今まで自分の子供達には勉強以前に「本を読め!読解力を身につけろ!」と口を酸っぱくして言ってきたけれど、それだけでは片手落ちだったのだ。
情報を発信することができる全ての世代で読解力・文章力が低下していることは、一億総発信者時代においては致命的で深刻な問題だ。
僕はかなりの部分で共感できたし、積極的に彼のアイデアを実践してみようと思った(この投稿もある種の実践だ)。
少なくともこの本で書かれているアイデアが拡がり、実践されることで、将来的に世の中の混乱の一部を未然に回避することはできるはずだ。

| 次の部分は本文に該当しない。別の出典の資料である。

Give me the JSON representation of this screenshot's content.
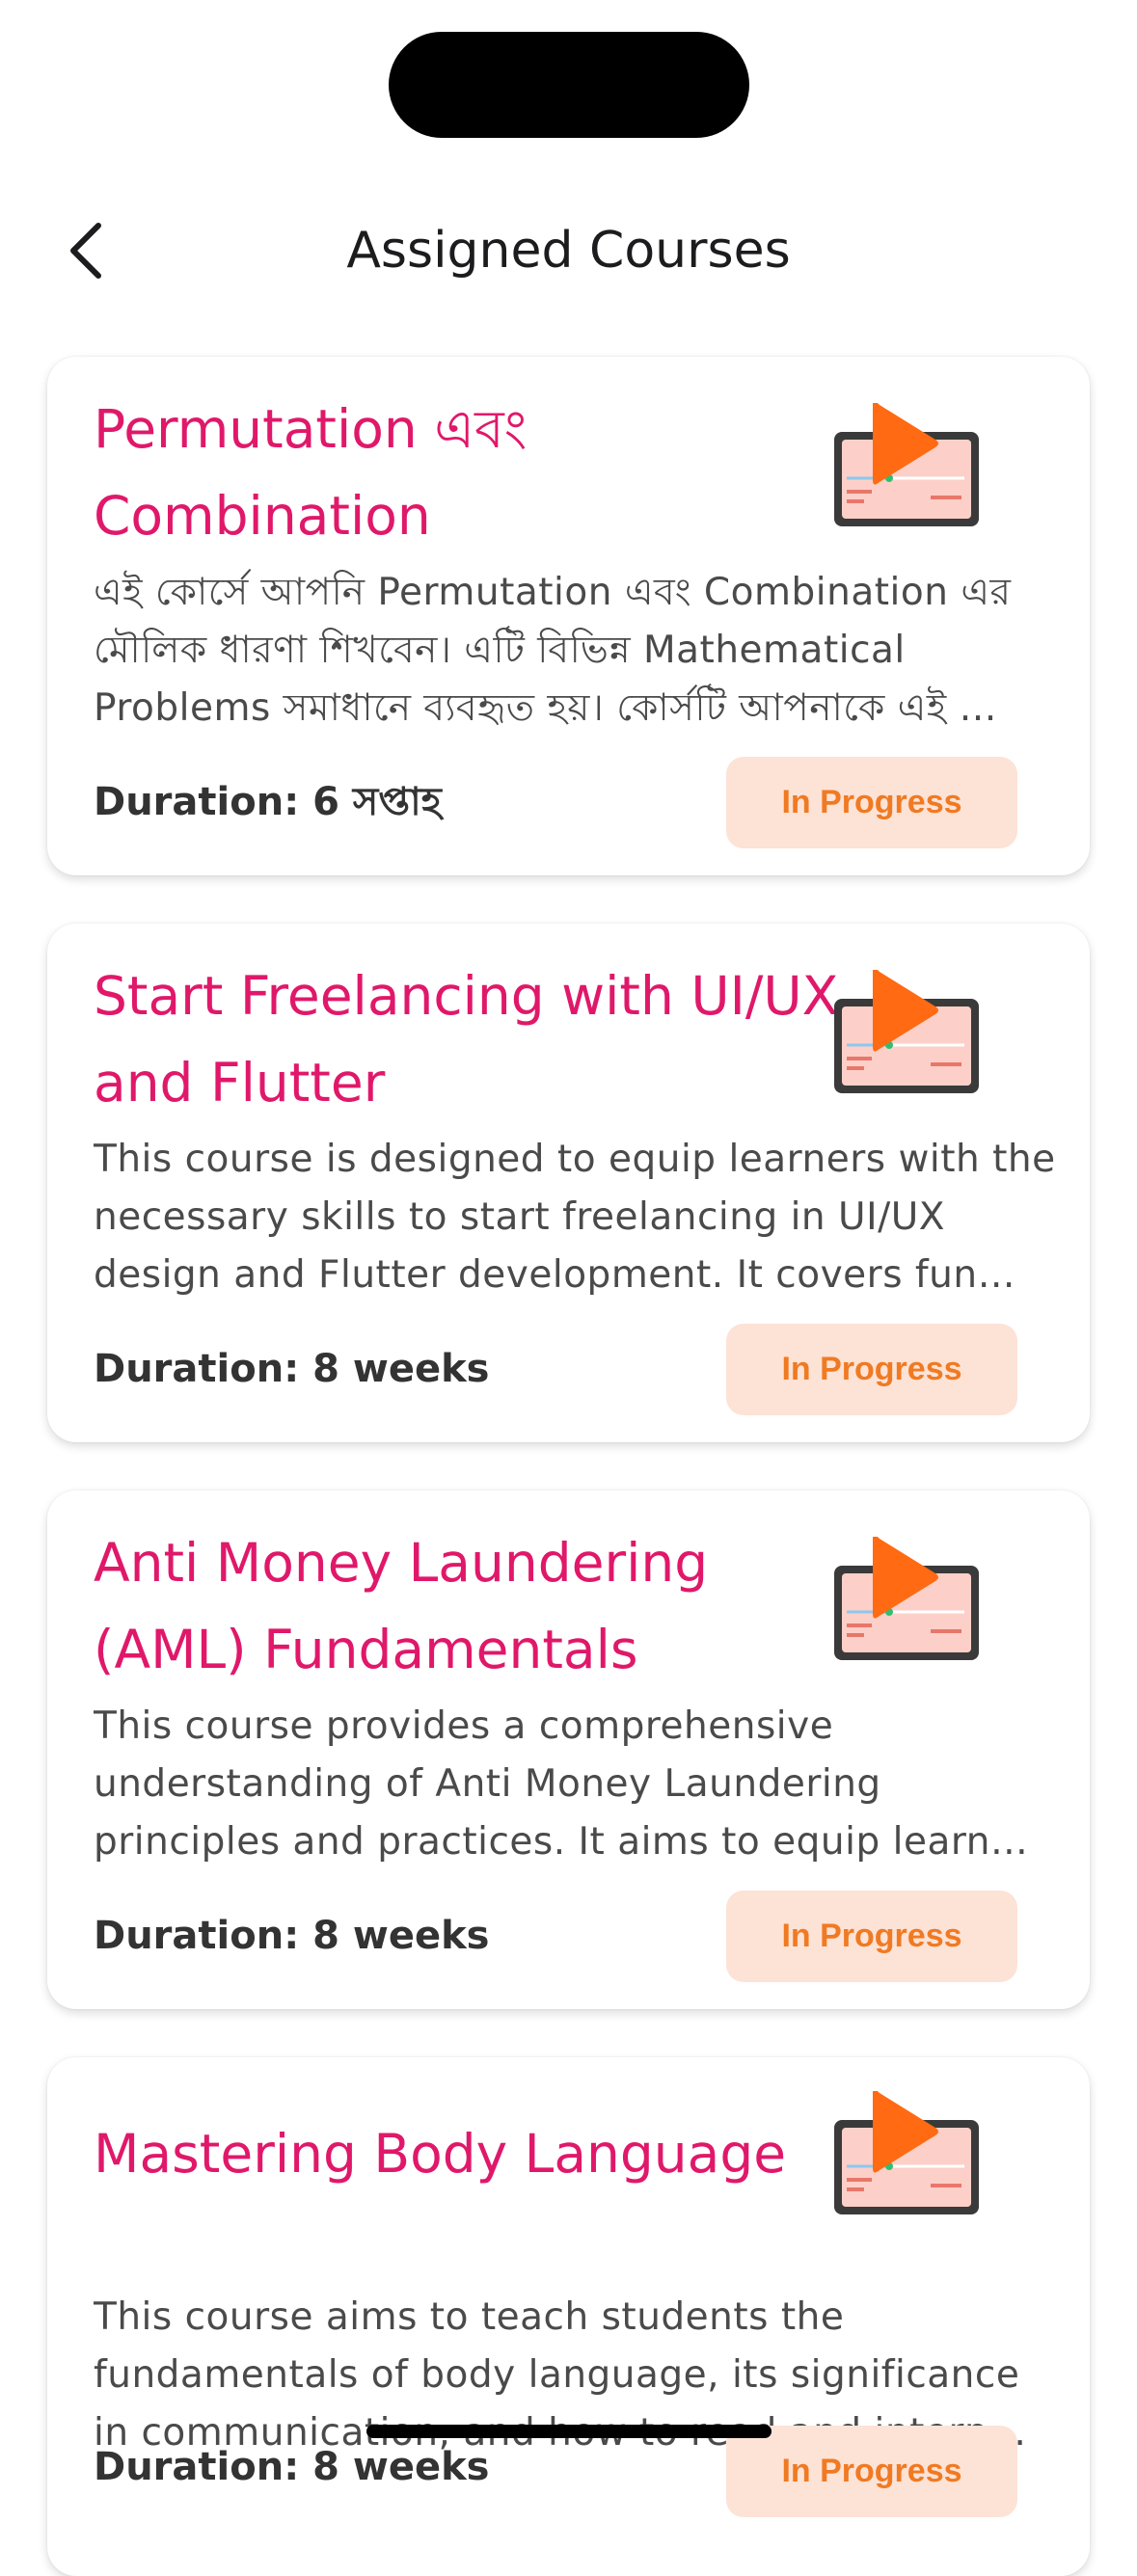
{
  "header": {
    "title": "Assigned Courses"
  },
  "courses": [
    {
      "title": "Permutation এবং Combination",
      "description": "এই কোর্সে আপনি Permutation এবং Combination এর মৌলিক ধারণা শিখবেন। এটি বিভিন্ন Mathematical Problems সমাধানে ব্যবহৃত হয়। কোর্সটি আপনাকে এই …",
      "duration": "Duration: 6 সপ্তাহ",
      "status": "In Progress"
    },
    {
      "title": "Start Freelancing with UI/UX and Flutter",
      "description": "This course is designed to equip learners with the necessary skills to start freelancing in UI/UX design and Flutter development. It covers fun…",
      "duration": "Duration: 8 weeks",
      "status": "In Progress"
    },
    {
      "title": "Anti Money Laundering (AML) Fundamentals",
      "description": "This course provides a comprehensive understanding of Anti Money Laundering principles and practices. It aims to equip learn…",
      "duration": "Duration: 8 weeks",
      "status": "In Progress"
    },
    {
      "title": "Mastering Body Language",
      "description": "This course aims to teach students the fundamentals of body language, its significance in communication, and how to read and interp…",
      "duration": "Duration: 8 weeks",
      "status": "In Progress"
    }
  ],
  "colors": {
    "title": "#e0186a",
    "status_bg": "#fde2d6",
    "status_text": "#f07a22"
  },
  "icons": {
    "back": "chevron-left-icon",
    "thumbnail": "video-course-icon"
  }
}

Slow Down & Buck the Trend

「速さ」を求めるのが世の常で、大多数がそれを正解と信じて疑わないこの世の中で、「遅さ」を求め、実践していくのは完全に時代の流れに逆行している。
でもいつの時代も、甘い果実を獲得しているのは、流れに逆らう勇気を持ち、それを実践している人達だ。
そう、今こそ「逆張り」の時なのだ。

"buck the trend"
to be obviously different from the way that a situation is developing generally, especially in connection with financial matters
- Cambridge Dictionary-

私的編集後記-Self-Editorial Note

著者の宇野さんのことは、Newspicksのインタビュー記事などで読んでいたし、知っていたけれど、著作を読んだのは今回が初めてだ。読み終わった後、出演した番組を視聴したことはなかったので、彼が主宰を務める「遅いインターネット」のサイトを覗き、いくつかの動画を視聴した。正直にいうと、かなりクセが強いし、万人受けするタイプの論客ではないと感じた。この本の最後に書かれている謝辞の一説がなければ、いつもの僕なら敬遠するタイプの人物だったかもしれない。

そして箕輪とは付き合うなと僕に忠告する人たちは多いけれど、彼が僕に誰かと付き合うなと言ったことは一回もない。この一点を持ってして僕は箕輪を支持する。というか、有り体に言えば、僕は彼が好きだ。
(p.213 [付記と謝辞]より)

僕は宇野常寛を支持する。そして彼が好きになった。